Transparency the key for Online Video in China

MUMBAI: Trust and transparency while building strong partnerships with content providers, advertisers and end users are the keys to the development of China’s online video market, according to speakers at the CASBAA Online Video in China forum on 2 March, 2011 in Beijing.  
Keynote speaker Johannes Larcher, SVP International, Hulu, said the US-based online platform focuses on three key points – monetization of content, secure distribution and shared risk. Larcher added that Hulu has more than 250 content partners and 600 advertising partners.
With over 100 delegates and speakers in attendance, the forum provided a platform for industry leaders to discuss in depth the issues associated with the growing popularity of consuming video over the Internet in China.

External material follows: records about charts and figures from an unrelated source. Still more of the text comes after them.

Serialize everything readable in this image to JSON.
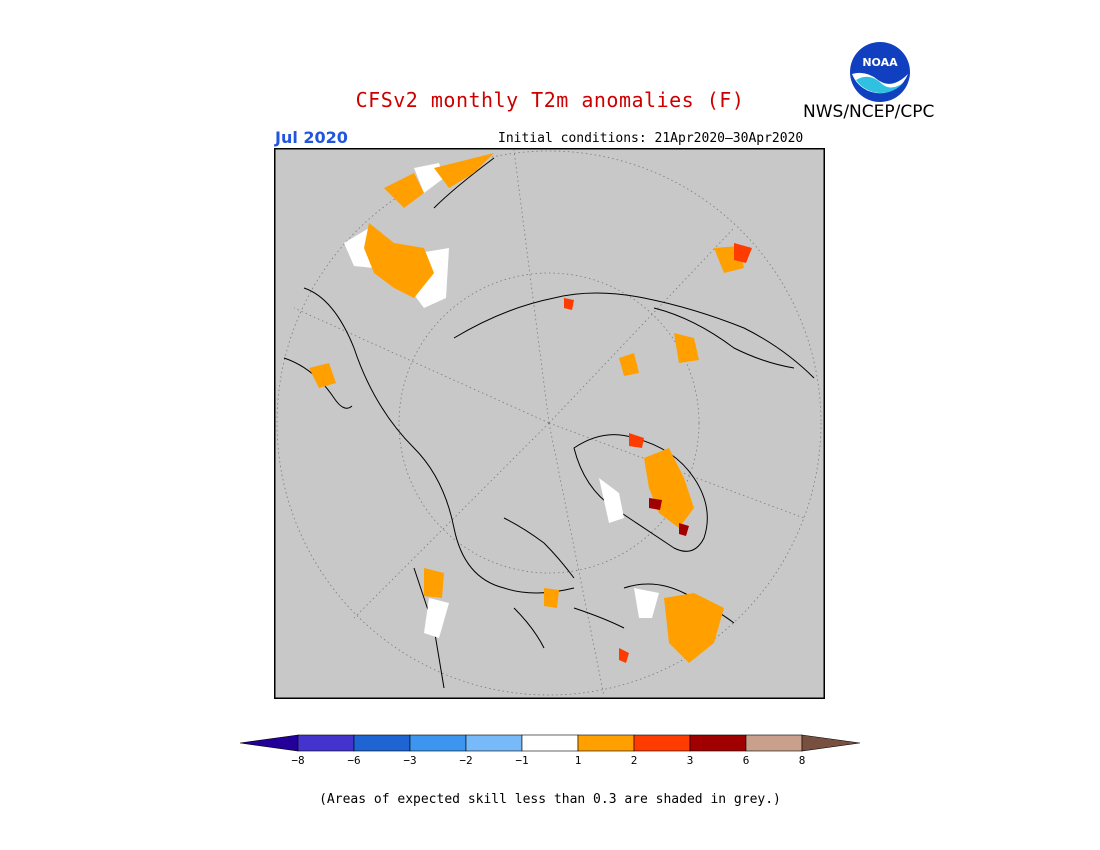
{
  "title": "CFSv2 monthly T2m anomalies (F)",
  "valid_month": "Jul 2020",
  "initial_conditions": "Initial conditions: 21Apr2020–30Apr2020",
  "agency": "NWS/NCEP/CPC",
  "logo_text": "NOAA",
  "footnote": "(Areas of expected skill less than 0.3 are shaded in grey.)",
  "colorbar": {
    "colors": [
      "#220099",
      "#4433cc",
      "#1e64d2",
      "#3c96f0",
      "#78b9fa",
      "#ffffff",
      "#ffa000",
      "#ff3c00",
      "#a00000",
      "#c8a08c",
      "#785040"
    ],
    "tick_labels": [
      "−8",
      "−6",
      "−3",
      "−2",
      "−1",
      "1",
      "2",
      "3",
      "6",
      "8"
    ]
  },
  "map": {
    "background": "#c8c8c8",
    "coast_color": "#000000"
  }
}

“Since China is one of the biggest and fastest growing markets in Asia, and indeed the world, it makes sense to keep focusing our attention on developments that will affect the broadcasting industry there,” said CASBAA chairman Marcel Fenez. “While traditional television reigns supreme, a projected 300 million Chinese viewers watching video online by the end of 2011 means that it is vitally important to identify the opportunities and hurdles that will affect business development in the future.”
With ongoing advancements in technology, online video is the natural progression of any linear broadcasting model with major stakeholders advocating a TV everywhere approach. However, monetisation is a key challenge for online video as hard data on audience measurement to attract advertisers to this medium is difficult to source commented several of the speakers at the CASBAA event.
And, while broadcasters are increasingly turning to multi-platform methods of content delivery, infrastructure in terms of bandwidth speed is another concern raised. While this situation is improving, there is still uncertainty as to what sort of collaboration, if any, there will be with telcos in the future. 
Also, copyright issues and the market itself are not standardized, where some on-line video services are using licensed content while others are not.
However, according to CMM-I managing director Anke Redl, “Chinese online video sites are becoming increasingly sophisticated in terms of how they acquire both international and domestic licensed programs, as well as commission relevant content themselves.”
“As broadcasters evolve their business strategies to take advantage of new platforms to complement traditional television models, CASBAA will continue to develop events such as Online Video in China in order to bring some much needed focus in this vast market,” added Fenez.